# I've always been a Cowboy



## Smokey (Mar 3, 2009)

....and I always will be.

Amen


----------



## DRB1313 (Mar 3, 2009)

That's a HOOOOOOT!!!!!!!!


----------



## believer (Mar 4, 2009)

The cross draw from a regular holster set up is impressive.


----------



## Redbow (Mar 4, 2009)

Nice picture. I still have a cap pistol from my boyhood. When I was growing up most little boys played Cowboys and Indians ..


----------



## LOVEMYLABXS (Mar 4, 2009)

And he's still packin 2 pistols to this day


----------



## secondseason (Mar 4, 2009)

I love childhood photos and dreams that come true!

You're a dude for sure!


----------



## GAranger1403 (Mar 4, 2009)

My heros have always been Smokey!


----------



## Hoss (Mar 4, 2009)

Neat shot, Smokey.  Boy looking at that date, you are a young fella.

Hoss


----------



## FERAL ONE (Mar 4, 2009)

Hoss said:


> Neat shot, Smokey.  Boy looking at that date, you are a young fella.
> 
> Hoss




but he is older than me !!!  

that is a cool shot smokey !!! i see you favored the stainless then too !!!


----------



## DRB1313 (Mar 4, 2009)

FERAL ONE said:


> but he is older than me !!!
> 
> that is a cool shot smokey !!! i see you favored the stainless then too !!!

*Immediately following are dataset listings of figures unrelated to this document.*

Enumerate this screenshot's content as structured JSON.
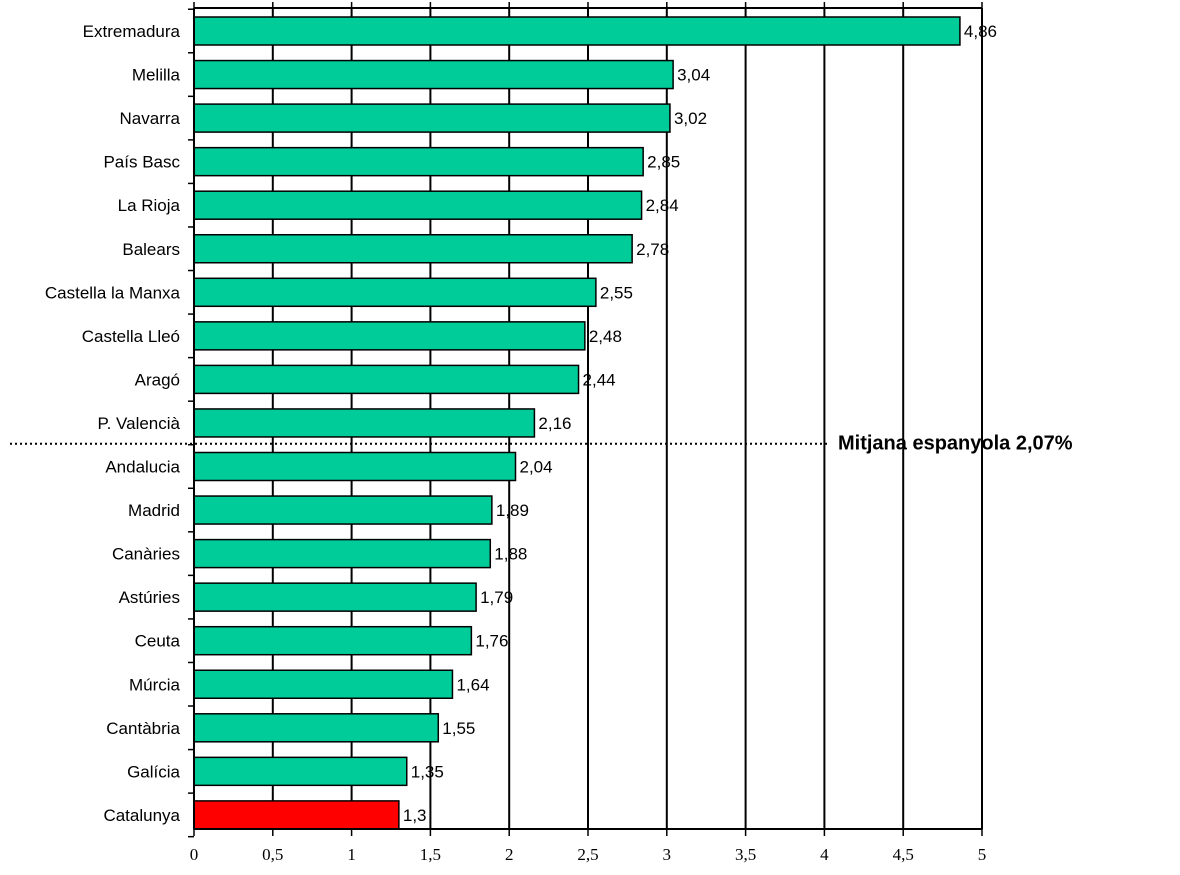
{
  "chart_data": {
    "type": "bar",
    "orientation": "horizontal",
    "categories": [
      "Extremadura",
      "Melilla",
      "Navarra",
      "País Basc",
      "La Rioja",
      "Balears",
      "Castella la Manxa",
      "Castella Lleó",
      "Aragó",
      "P. Valencià",
      "Andalucia",
      "Madrid",
      "Canàries",
      "Astúries",
      "Ceuta",
      "Múrcia",
      "Cantàbria",
      "Galícia",
      "Catalunya"
    ],
    "values": [
      4.86,
      3.04,
      3.02,
      2.85,
      2.84,
      2.78,
      2.55,
      2.48,
      2.44,
      2.16,
      2.04,
      1.89,
      1.88,
      1.79,
      1.76,
      1.64,
      1.55,
      1.35,
      1.3
    ],
    "value_labels": [
      "4,86",
      "3,04",
      "3,02",
      "2,85",
      "2,84",
      "2,78",
      "2,55",
      "2,48",
      "2,44",
      "2,16",
      "2,04",
      "1,89",
      "1,88",
      "1,79",
      "1,76",
      "1,64",
      "1,55",
      "1,35",
      "1,3"
    ],
    "xlim": [
      0,
      5
    ],
    "xticks": [
      0,
      0.5,
      1,
      1.5,
      2,
      2.5,
      3,
      3.5,
      4,
      4.5,
      5
    ],
    "xtick_labels": [
      "0",
      "0,5",
      "1",
      "1,5",
      "2",
      "2,5",
      "3",
      "3,5",
      "4",
      "4,5",
      "5"
    ],
    "grid": "vertical",
    "bar_color": "#00CC99",
    "highlight_category": "Catalunya",
    "highlight_color": "#FF0000",
    "reference_line": {
      "label": "Mitjana espanyola   2,07%"
    }
  }
}
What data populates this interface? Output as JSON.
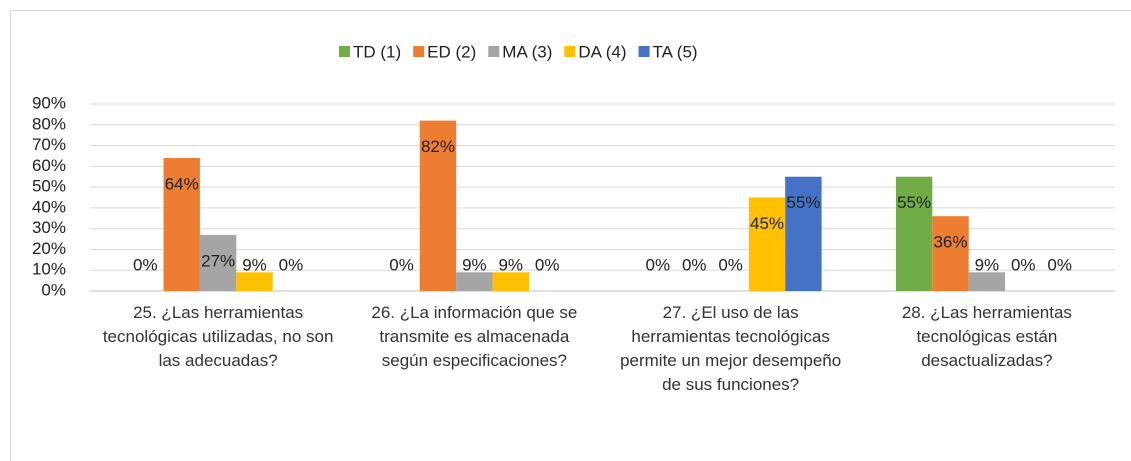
{
  "chart_data": {
    "type": "bar",
    "categories": [
      "25. ¿Las herramientas tecnológicas utilizadas, no son las adecuadas?",
      "26. ¿La información que se transmite es almacenada según especificaciones?",
      "27. ¿El uso de las herramientas tecnológicas permite un mejor desempeño de sus funciones?",
      "28. ¿Las herramientas tecnológicas están desactualizadas?"
    ],
    "series": [
      {
        "name": "TD (1)",
        "color": "#70ad47",
        "values": [
          0,
          0,
          0,
          55
        ],
        "value_labels": [
          "0%",
          "0%",
          "0%",
          "55%"
        ]
      },
      {
        "name": "ED (2)",
        "color": "#ed7d31",
        "values": [
          64,
          82,
          0,
          36
        ],
        "value_labels": [
          "64%",
          "82%",
          "0%",
          "36%"
        ]
      },
      {
        "name": "MA (3)",
        "color": "#a5a5a5",
        "values": [
          27,
          9,
          0,
          9
        ],
        "value_labels": [
          "27%",
          "9%",
          "0%",
          "9%"
        ]
      },
      {
        "name": "DA (4)",
        "color": "#ffc000",
        "values": [
          9,
          9,
          45,
          0
        ],
        "value_labels": [
          "9%",
          "9%",
          "45%",
          "0%"
        ]
      },
      {
        "name": "TA (5)",
        "color": "#4472c4",
        "values": [
          0,
          0,
          55,
          0
        ],
        "value_labels": [
          "0%",
          "0%",
          "55%",
          "0%"
        ]
      }
    ],
    "ylim": [
      0,
      90
    ],
    "yticks": [
      {
        "value": 0,
        "label": "0%"
      },
      {
        "value": 10,
        "label": "10%"
      },
      {
        "value": 20,
        "label": "20%"
      },
      {
        "value": 30,
        "label": "30%"
      },
      {
        "value": 40,
        "label": "40%"
      },
      {
        "value": 50,
        "label": "50%"
      },
      {
        "value": 60,
        "label": "60%"
      },
      {
        "value": 70,
        "label": "70%"
      },
      {
        "value": 80,
        "label": "80%"
      },
      {
        "value": 90,
        "label": "90%"
      }
    ],
    "grid": true,
    "legend": "top"
  }
}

So you noticed the lack of authenticity also


----------



## Smokey (Mar 4, 2009)

DRB1313 said:


> So you noticed the lack of authenticity also


----------



## rip18 (Mar 4, 2009)

What a cute youngun!


----------



## Smokey (Mar 4, 2009)

rip18 said:


> What a cute youngun!



and I still am


----------



## Uncle T (Mar 4, 2009)

I'm more of a Toby Keith type a guy (should've been a cowboy)


----------



## DRB1313 (Mar 4, 2009)

Smokey said:


> and I still am



You've been looking at to many different reflections lately and
have gotten confused somewhere along the line.


----------



## mlbfish (Mar 5, 2009)

Too cute.

But I was too, cowboy that is. I'm the short one. That was the late 50's


----------



## Hoss (Mar 5, 2009)

Memories in those shots.  Back when every boy wanted to be a cowboy.

Hoss


----------



## leadoff (Mar 5, 2009)

I was more along the lines of a pistol-packin' outlaw with a soft side....


----------



## Smokey (Mar 6, 2009)

Hoss said:


> Neat shot, Smokey.  Boy looking at that date, you are a young fella.
> 
> Hoss



....heck, I was 23 when that picture was taken


----------



## huntin_dobbs (Mar 7, 2009)

*Hey guys...*

Dont forget about us cowgirls!!


----------



## JasonF (Mar 7, 2009)

Thanks for sharin the memories Smokey!!
You look like a natural with that pistol in your hands even at 23.


----------



## Smokey (Mar 17, 2009)

huntin_dobbs said:


> Dont forget about us cowgirls!!



Cowgirls are my favorite


----------



## bigkga69 (Mar 17, 2009)

Smokey said:


> Cowgirls are my favorite



mine too....


----------



## bigkga69 (Mar 17, 2009)




----------